Feeling good.

The past few days have actually been pretty good days.
I havent felt any of the darkness I usually feel and I have been writing a lot.
I think Im finally getting past all that old drama that I never really dealt with, internally.
I mean like yeah I resolved the issues with the specific people but I never got over the emotions myself, you know?
I have actually been writing almost every day, well night really. Poems, rants, random writings, all of that. Its really helping me actually. I mean since when I write I dont consciously think about what the driving force behind what Im writing it I'm not really thinking about my issues but once I write it out I feel better.
I feel like Ive overcome some huge obstacle. Like just writing out all that stuff helps me make it through the day.

Its kind of amazing how quickly my emotions can change. For a week or so Im feeling horrible and crappy then all of a sudden its like its a brand new day and everything is grand and life is beautiful.
I dont really know how this is working but it is. I mean the writing is the main thing.

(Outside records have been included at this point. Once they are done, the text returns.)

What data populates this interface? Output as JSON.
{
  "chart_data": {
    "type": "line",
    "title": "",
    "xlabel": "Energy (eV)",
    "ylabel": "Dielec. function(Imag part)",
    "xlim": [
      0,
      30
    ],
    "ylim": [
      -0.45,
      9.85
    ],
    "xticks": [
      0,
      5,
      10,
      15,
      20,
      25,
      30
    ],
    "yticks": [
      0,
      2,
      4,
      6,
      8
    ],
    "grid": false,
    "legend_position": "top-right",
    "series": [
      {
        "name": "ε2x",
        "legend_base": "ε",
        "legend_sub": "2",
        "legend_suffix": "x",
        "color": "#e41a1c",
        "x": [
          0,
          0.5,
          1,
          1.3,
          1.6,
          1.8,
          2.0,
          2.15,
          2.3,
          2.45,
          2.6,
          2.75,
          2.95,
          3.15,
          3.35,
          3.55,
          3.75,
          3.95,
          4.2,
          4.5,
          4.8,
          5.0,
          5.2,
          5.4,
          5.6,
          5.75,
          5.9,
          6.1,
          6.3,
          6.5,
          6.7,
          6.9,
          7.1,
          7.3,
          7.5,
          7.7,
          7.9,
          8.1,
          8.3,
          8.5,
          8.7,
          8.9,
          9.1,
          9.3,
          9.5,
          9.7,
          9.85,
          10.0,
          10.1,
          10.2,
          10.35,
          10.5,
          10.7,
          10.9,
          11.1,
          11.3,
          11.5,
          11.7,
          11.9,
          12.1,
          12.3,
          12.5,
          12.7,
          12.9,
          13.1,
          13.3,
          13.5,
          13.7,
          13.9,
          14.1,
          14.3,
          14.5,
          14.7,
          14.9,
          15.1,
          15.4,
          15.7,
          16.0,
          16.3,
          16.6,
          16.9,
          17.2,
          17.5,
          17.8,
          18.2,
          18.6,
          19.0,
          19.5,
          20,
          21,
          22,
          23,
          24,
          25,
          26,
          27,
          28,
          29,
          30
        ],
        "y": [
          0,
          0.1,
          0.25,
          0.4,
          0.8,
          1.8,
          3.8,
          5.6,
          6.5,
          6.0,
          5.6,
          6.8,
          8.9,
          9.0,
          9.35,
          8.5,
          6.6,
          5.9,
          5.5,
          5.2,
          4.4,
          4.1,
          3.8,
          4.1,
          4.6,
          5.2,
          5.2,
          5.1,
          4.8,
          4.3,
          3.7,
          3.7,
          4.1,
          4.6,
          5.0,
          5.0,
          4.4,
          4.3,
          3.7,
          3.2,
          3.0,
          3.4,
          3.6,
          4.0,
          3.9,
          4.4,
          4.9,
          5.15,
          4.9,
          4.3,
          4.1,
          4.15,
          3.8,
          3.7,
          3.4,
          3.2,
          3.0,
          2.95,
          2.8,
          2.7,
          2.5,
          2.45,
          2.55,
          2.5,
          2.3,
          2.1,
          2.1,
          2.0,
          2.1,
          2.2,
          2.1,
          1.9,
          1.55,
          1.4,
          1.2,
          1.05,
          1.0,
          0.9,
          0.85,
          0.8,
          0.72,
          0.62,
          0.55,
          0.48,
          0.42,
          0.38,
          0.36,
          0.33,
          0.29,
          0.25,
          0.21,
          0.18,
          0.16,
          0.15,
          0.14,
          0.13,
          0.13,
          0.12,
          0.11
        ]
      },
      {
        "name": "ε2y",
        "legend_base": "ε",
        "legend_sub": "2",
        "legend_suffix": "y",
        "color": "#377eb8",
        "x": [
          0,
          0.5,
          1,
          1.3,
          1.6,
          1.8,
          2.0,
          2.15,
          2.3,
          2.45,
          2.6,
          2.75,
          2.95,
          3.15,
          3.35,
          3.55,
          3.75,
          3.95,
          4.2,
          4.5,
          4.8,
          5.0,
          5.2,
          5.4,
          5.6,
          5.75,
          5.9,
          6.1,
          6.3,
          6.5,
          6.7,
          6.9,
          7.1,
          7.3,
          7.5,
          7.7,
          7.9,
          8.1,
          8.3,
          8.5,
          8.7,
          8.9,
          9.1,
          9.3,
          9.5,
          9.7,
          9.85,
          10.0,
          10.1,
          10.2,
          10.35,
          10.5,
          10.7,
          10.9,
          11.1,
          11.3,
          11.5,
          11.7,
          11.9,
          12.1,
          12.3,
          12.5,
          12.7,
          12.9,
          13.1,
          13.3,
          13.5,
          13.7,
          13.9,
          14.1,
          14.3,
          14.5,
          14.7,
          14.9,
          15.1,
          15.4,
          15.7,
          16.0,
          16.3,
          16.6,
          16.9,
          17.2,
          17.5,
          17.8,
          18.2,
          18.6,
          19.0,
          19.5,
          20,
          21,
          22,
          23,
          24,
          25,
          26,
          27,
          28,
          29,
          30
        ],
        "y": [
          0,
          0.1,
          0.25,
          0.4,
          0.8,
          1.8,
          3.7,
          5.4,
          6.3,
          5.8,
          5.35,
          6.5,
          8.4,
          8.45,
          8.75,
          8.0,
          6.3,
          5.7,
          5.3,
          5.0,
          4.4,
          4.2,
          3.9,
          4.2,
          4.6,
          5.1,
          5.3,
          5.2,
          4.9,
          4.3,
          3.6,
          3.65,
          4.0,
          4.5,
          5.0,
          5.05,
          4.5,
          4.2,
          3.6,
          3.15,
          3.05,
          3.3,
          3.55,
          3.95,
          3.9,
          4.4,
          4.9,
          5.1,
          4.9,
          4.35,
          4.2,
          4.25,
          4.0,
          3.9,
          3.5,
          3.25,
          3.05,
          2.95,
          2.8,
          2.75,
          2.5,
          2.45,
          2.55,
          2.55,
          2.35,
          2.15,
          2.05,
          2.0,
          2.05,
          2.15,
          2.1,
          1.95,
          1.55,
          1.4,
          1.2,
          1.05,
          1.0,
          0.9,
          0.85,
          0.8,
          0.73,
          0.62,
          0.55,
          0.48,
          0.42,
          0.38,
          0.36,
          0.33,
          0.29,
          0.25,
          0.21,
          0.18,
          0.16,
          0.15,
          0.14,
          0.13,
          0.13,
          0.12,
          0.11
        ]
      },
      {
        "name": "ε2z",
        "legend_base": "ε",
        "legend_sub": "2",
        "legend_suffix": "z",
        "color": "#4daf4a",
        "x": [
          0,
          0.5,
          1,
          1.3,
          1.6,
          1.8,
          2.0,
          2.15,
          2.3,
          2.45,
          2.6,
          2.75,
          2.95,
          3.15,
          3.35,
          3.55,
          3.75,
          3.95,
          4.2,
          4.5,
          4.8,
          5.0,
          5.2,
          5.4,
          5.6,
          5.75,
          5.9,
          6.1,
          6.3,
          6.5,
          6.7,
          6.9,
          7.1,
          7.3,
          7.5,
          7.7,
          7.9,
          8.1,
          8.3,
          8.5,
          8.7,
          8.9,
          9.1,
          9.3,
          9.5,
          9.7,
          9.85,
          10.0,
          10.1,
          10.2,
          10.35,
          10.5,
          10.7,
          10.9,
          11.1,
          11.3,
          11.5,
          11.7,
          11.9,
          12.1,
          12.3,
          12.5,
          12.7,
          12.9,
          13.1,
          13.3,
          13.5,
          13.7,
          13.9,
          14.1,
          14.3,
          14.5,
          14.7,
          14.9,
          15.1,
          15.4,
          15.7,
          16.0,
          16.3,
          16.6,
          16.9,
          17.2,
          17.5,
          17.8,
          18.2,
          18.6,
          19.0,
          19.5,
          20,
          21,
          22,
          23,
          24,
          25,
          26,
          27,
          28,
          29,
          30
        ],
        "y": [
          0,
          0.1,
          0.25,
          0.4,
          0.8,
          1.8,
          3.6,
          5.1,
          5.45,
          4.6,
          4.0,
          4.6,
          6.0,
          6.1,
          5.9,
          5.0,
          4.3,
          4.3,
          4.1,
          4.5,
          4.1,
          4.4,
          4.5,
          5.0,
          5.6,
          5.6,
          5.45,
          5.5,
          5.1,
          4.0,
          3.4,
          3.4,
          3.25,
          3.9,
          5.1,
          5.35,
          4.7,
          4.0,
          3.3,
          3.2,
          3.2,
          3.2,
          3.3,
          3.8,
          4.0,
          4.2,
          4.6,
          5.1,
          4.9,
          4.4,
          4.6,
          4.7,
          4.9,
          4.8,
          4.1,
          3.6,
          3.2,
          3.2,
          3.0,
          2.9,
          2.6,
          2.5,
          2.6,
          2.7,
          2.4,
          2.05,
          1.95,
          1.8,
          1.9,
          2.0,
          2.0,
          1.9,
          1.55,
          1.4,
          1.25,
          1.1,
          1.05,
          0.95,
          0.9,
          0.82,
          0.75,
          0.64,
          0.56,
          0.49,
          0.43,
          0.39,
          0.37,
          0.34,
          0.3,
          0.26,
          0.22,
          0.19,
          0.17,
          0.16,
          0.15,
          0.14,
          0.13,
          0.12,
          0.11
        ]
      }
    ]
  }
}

I've also started to reread the book "7 Habits of Highly Effective Teens" I know it sounds cheesy or whatever but the book really is inspirational and helpful.
I dont really know what else to say. I just really needed to get it out that Im feeling a lot better.
Also it has also been a whole 4 weeks since the last time I hurt myself which really is making me feel good.
Finally, I like working out. It makes me feel better. Even though I have been very tired lately, and havent much, it really helps me, a lot.